Here we have the worst offender - the commentator who drove me to write this post. Not only does he feel no sympathy for his fellow pro-lifers who were hurt by the photo but he lectures them and goes so far as to blame them for offending him! I hate to tell you, dude, but unborn babies are pretty revolting. Have you seen one come out? They're pretty revolting too until they get cleaned up. Isn't that why you guys parade the pictures around after all? Because they are shocking and revolting?
And how dare you tell these grieving parents how they should feel or what they should look at! Does your picture of your dead cousin show him all mangled and bloody or is it a pleasant picture? It makes a difference. These parents shouldn't give a single thought to what offends you or what you expect. You don't control us and you don't speak for us.
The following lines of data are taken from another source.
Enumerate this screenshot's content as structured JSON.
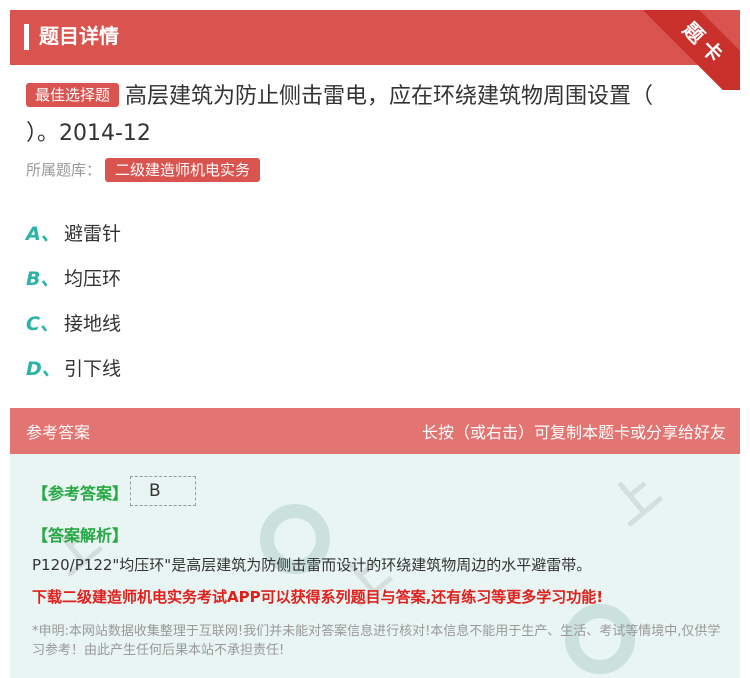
{
  "header": {
    "title": "题目详情",
    "corner_label": "题卡"
  },
  "question": {
    "badge": "最佳选择题",
    "line1": "高层建筑为防止侧击雷电，应在环绕建筑物周围设置（",
    "line2": "）。2014-12"
  },
  "bank": {
    "label": "所属题库：",
    "tag": "二级建造师机电实务"
  },
  "options": [
    {
      "letter": "A、",
      "text": "避雷针"
    },
    {
      "letter": "B、",
      "text": "均压环"
    },
    {
      "letter": "C、",
      "text": "接地线"
    },
    {
      "letter": "D、",
      "text": "引下线"
    }
  ],
  "answer_section": {
    "title": "参考答案",
    "hint": "长按（或右击）可复制本题卡或分享给好友",
    "ref_label": "【参考答案】",
    "ref_value": "B",
    "analysis_label": "【答案解析】",
    "analysis_text": "P120/P122\"均压环\"是高层建筑为防侧击雷而设计的环绕建筑物周边的水平避雷带。",
    "promo": "下载二级建造师机电实务考试APP可以获得系列题目与答案,还有练习等更多学习功能!",
    "disclaimer": "*申明:本网站数据收集整理于互联网!我们并未能对答案信息进行核对!本信息不能用于生产、生活、考试等情境中,仅供学习参考！由此产生任何后果本站不承担责任!"
  },
  "colors": {
    "accent": "#d9534f",
    "option_letter": "#2ab3a6",
    "answer_green": "#27a844",
    "promo_red": "#e0201c"
  }
}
I can already tell this next battle is going to be dirty. It's already begun. It's going to compel me to write and to relive my experiences until I have to double my blood pressure medicine. But one thing you won't see me do - you won't see me drag out pictures of my dead son and tell everyone to post them all over the internet to support my pet causes. Not because I'm ashamed of him but because I care about other parents out there who are grieving and do not need to be traumatized again so that I can make a point. I'll tell my story, yes, but I won't whore out pictures of my grief to win votes.
"Yes on 26" and their crew, however, seem to have little compunction about doing so. I guess we'll continue to discover their true colors again as this battle rages on. As for me, I'm not going to post a link to the family's blog or other pictures even though they've given everyone permission. I just don't feel like it's the right thing to do.